Creative Writing Program Faculty


Good teaching is, and has always been, the heart of Creative Writing at Carolina. One reason the program has flourished so long is its excellent faculty, award-winning teachers who devote themselves to their classes, dedicating considerable time and energy to students and their manuscripts. The number of faculty has grown as the program itself has grown, but quality of teaching has remained its primary emphasis. In 2011, professors who teach Creative Writing include:

Pam Durban

  • The first Doris Betts Distinguished Professor in Creative Writing, Durban has published two novels (most recently So Far Back) and a book of stories. One of her uncollected stories, “Soon,” was selected by John Updike as one of the Best American Short Stories of the Century in 1999.

Marianne Gingher

  • Gingher has published a much-praised novel, Bobby Rex's Greatest Hit (an NBC Movie of the Week in 1992), a collection of stories called Teen Angel and Other Stories of Wayward Love, and a book of essays, A Girl’s Life: Horses, Boys, Weddings, and Luck.

Randall Kenan

  • One of the leading younger African-American writers in the country, Kenan has published four books, including a collection of stories, Let the Dead Bury Their Dead (1992), which won the Lambda Book Award and was nominated for the National Book Critics Circle Award.

Michael McFee

  • McFee—a 1976 graduate of the program—has written seven books of poems (most recently Shinemaster) and edited two anthologies of contemporary North Carolina literature, including The Language They Speak Is Things to Eat: Poems by Fifteen Contemporary North Carolina Poets.

James Seay

  • Author of four books of poems—most recently Open Field, Understory: New and Selected Poems (1997)—and a film, Seay has also received an Award in Literature from the American Academy of Arts and Letters and won the Roanoke-Chowan Prize in Poetry.

Alan Shapiro

  • Shapiro has published seven books of poetry (including The Dead Alive and Busy and Mixed Company), a book of criticism, a translation of The Oresteia, and two memoirs (Vigil and The Last Happy Occasion). He was presented the Kingsley Tufts Award, a prestigious national prize, in 2001.

Bland Simpson

  • Author of two novels and four books of creative non-fiction, among them The Great Dismal: A Carolinian’s Swamp Memoir and Into the Sound Country, Simpson is also a member of the Tony-award-winning musical group The Red Clay Ramblers, with experience on Broadway and in films.

Daniel Wallace

  • Wallace has published four novels, including Big Fish (1998), Ray in Reverse (2000), The Watermelon King (2003) and most recently Mr. Sebastian and the Negro Magician (2007). Big Fish was made into a motion picture of the same name by Tim Burton in 2003, a film in which the author plays the part of a professor at Auburn.

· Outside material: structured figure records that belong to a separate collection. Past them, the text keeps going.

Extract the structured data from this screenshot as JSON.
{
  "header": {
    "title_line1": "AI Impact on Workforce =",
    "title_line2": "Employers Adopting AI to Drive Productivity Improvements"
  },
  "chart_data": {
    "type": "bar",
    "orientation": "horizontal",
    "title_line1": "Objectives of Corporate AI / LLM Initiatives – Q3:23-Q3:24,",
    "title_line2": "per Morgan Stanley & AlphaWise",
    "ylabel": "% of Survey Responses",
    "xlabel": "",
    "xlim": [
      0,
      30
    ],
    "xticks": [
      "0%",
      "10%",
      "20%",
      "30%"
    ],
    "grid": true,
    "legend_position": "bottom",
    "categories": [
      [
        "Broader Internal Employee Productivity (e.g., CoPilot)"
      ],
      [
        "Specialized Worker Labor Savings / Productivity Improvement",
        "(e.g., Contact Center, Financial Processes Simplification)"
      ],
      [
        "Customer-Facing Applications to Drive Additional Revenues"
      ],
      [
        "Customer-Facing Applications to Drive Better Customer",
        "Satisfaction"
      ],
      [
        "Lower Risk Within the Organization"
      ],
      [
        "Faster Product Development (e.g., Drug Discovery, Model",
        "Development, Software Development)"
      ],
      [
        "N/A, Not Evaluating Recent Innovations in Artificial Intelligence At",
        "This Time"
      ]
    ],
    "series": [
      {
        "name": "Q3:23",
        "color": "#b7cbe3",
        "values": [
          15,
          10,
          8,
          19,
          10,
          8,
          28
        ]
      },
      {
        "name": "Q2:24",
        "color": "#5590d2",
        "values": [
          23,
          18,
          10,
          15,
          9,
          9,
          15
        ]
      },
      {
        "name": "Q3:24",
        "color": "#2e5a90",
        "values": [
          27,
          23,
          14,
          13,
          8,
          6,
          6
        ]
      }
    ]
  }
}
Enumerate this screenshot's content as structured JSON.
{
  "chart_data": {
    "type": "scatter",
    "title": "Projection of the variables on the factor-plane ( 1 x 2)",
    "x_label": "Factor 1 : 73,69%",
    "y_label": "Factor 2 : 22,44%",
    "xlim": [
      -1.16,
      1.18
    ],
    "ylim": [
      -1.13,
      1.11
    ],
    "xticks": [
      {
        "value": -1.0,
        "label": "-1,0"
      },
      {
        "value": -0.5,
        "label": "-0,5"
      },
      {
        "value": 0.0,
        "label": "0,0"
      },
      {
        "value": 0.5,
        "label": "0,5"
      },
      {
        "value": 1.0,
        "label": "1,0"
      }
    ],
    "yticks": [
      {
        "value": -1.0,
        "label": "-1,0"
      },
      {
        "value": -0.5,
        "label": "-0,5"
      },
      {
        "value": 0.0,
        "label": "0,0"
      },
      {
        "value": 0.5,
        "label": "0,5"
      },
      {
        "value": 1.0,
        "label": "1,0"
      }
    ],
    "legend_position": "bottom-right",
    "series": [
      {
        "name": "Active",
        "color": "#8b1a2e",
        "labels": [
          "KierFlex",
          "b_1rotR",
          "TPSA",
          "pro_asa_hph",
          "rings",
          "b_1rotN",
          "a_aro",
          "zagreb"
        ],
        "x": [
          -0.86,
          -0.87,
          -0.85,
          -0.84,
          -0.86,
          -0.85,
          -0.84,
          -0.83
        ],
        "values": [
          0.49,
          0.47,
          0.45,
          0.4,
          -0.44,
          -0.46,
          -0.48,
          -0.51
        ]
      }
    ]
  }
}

Michael Chitwood (Lecturer)

  • Michael Chitwood has published seven books of poetry, two of which won North Carolina’s Roanoke-Chowan Prize, and two collections of prose that include radio essays written for NPR affiliate WUNC. His work has appeared in The Atlantic Monthly, The New Republic, Threepenny Review, Poetry, The Southern Review, TriQuarterly and numerous other national journals.

Lawrence Naumoff (Lecturer)

  • Lawrence Naumoff is the author of 7 novels, including Taller Women: A Cautionary Tale, which was a NYTimes Notable Book of the Year. His books have been published in England and, in translation, throughout Europe. He is the winner of many awards, including the Whiting Foundation Writer's Award and a National Endowment for the Arts Discovery Award. He joined the Creative Writing faculty in the year 2000.

Long-time lecturer Daphne Athas, author of the novel Entering Ephesus and many other books, and a legendary teacher of fiction-writing and stylistics at Carolina, retired in 2009 after 40 years of service in the classroom.  And lecturer Ruth Moose -- who taught at UNC for 15 years, specializing in Writing Children's Literature and Writing Young Adult Literature -- retired at the end of the 2010-2011 academic year.

Beginning with the academic year 2000-2001, a generous donation made possible the Kenan Writer-in-Residence program, designed to bring to campus an up-and-coming writer of poetry, fiction, or creative non-fiction who has only published one book. This writer will teach one course a semester and work on a second book. The Kenan Writers to date have been poets Christine Garren, Daniel Anderson, Thorpe Moeckel, David Roderick, and Wilmer Mills; creative non-fiction writers Virginia Holman and Joni Tevis; and fiction-writers June Spence, Nick Pizzolatto, and Lori Ostlund.  The Kenan Writer-in-Residence position alternates between poetry and prose writers:  the Creative Writing Program will next be looking for a poet, to begin teaching in Fall 2012, and we will advertise that position in the AWP Job List starting in late 2011.